2Department of Endocrinology,Aalborg University Hospital,DK-9000 Aalborg,Denmark.
Br J Nutr. 2015 Dec 14;114(11):1900-8. doi: 10.1017/S000711451500361X. Epub 2015 Oct 2.
In a prospective cohort study, the association between maternal vitamin D status during pregnancy and offspring forearm fractures during childhood and adolescence was analysed in 30 132 mother and child pairs recruited to the Danish National Birth Cohort between 1996 and 2002. Data on characteristics, dietary factors and lifestyle factors were collected on several occasions during pregnancy. We analysed the association between predicted vitamin D status, based on a subsample with 25-hydroxyvitamin D (25(OH)D) biomarker measurements (n 1497) from gestation week 25, and first-time forearm fractures among offspring between birth and end of follow-up. Diagnoses were extracted from the Danish National Patient Register. Multivariable Cox regression models using age as the underlying time scale indicated no overall association between predicted vitamin D status (based on smoking, season, dietary and supplementary vitamin D intake, tanning bed use and outdoor physical activity) in pregnancy and offspring forearm fractures. Likewise, measured 25(OH)D, tanning bed use and dietary vitamin D intake were not associated with offspring forearm fractures. In mid-pregnancy, 91 % of the women reported intake of vitamin D from dietary supplements. Offspring of women who took >10 µg/d in mid-pregnancy had a significantly increased risk for fractures compared with the reference level of zero intake (hazard ratios (HR) 1·31; 95% CI 1·06, 1·62), but this was solely among girls (HR 1·48; 95% CI 1·10, 2·00). Supplement use in the peri-conceptional period exhibited similar pattern, although not statistically significant. In conclusion, our data indicated no protective effect of maternal vitamin D status with respect to offspring forearm fractures.
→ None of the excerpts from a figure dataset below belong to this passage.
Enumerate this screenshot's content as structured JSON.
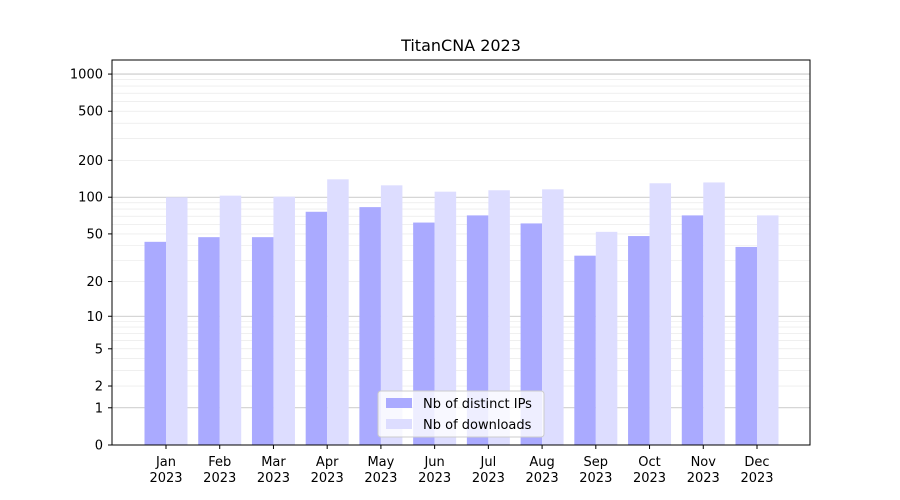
{
  "chart_data": {
    "type": "bar",
    "title": "TitanCNA 2023",
    "xlabel": "",
    "ylabel": "",
    "y_scale": "symlog",
    "ylim": [
      0,
      1300
    ],
    "y_ticks": [
      0,
      1,
      2,
      5,
      10,
      20,
      50,
      100,
      200,
      500,
      1000
    ],
    "y_tick_labels": [
      "0",
      "1",
      "2",
      "5",
      "10",
      "20",
      "50",
      "100",
      "200",
      "500",
      "1000"
    ],
    "categories": [
      "Jan\n2023",
      "Feb\n2023",
      "Mar\n2023",
      "Apr\n2023",
      "May\n2023",
      "Jun\n2023",
      "Jul\n2023",
      "Aug\n2023",
      "Sep\n2023",
      "Oct\n2023",
      "Nov\n2023",
      "Dec\n2023"
    ],
    "category_lines": [
      [
        "Jan",
        "2023"
      ],
      [
        "Feb",
        "2023"
      ],
      [
        "Mar",
        "2023"
      ],
      [
        "Apr",
        "2023"
      ],
      [
        "May",
        "2023"
      ],
      [
        "Jun",
        "2023"
      ],
      [
        "Jul",
        "2023"
      ],
      [
        "Aug",
        "2023"
      ],
      [
        "Sep",
        "2023"
      ],
      [
        "Oct",
        "2023"
      ],
      [
        "Nov",
        "2023"
      ],
      [
        "Dec",
        "2023"
      ]
    ],
    "series": [
      {
        "name": "Nb of distinct IPs",
        "color": "#aaaaff",
        "values": [
          43,
          47,
          47,
          76,
          83,
          62,
          71,
          61,
          33,
          48,
          71,
          39
        ]
      },
      {
        "name": "Nb of downloads",
        "color": "#ddddff",
        "values": [
          100,
          103,
          101,
          140,
          125,
          111,
          114,
          116,
          52,
          130,
          132,
          71
        ]
      }
    ],
    "grid": true,
    "legend_position": "bottom-center"
  }
}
在一项前瞻性队列研究中,对1996年至2002年间纳入丹麦国家出生队列的30132对母婴进行分析,以探讨孕期母亲维生素D状况与儿童及青少年期子代前臂骨折之间的关联。在孕期的多个时间点收集了有关特征、饮食因素和生活方式因素的数据。我们基于妊娠第25周时25-羟基维生素D(25(OH)D)生物标志物测量的子样本(n = 1497)分析了预测的维生素D状况与出生至随访结束子代首次前臂骨折之间的关联。诊断信息从丹麦国家患者登记处提取。以年龄为基础时间尺度的多变量Cox回归模型表明,孕期预测的维生素D状况(基于吸烟、季节、饮食及补充维生素D摄入量、使用日光浴床和户外体育活动)与子代前臂骨折之间无总体关联。同样,测量的25(OH)D、使用日光浴床和饮食中维生素D摄入量与子代前臂骨折也无关联。孕中期,91%的女性报告从膳食补充剂中摄入维生素D。与零摄入量的参考水平相比,孕中期摄入>10μg/d的女性所生子女骨折风险显著增加(风险比(HR)1.31;95%置信区间1.06,1.62),但仅在女孩中如此(HR 1.48;95%置信区间1.10,2.00)。围孕期补充剂的使用呈现类似模式,尽管无统计学意义。总之,我们的数据表明母亲维生素D状况对子代前臂骨折无保护作用。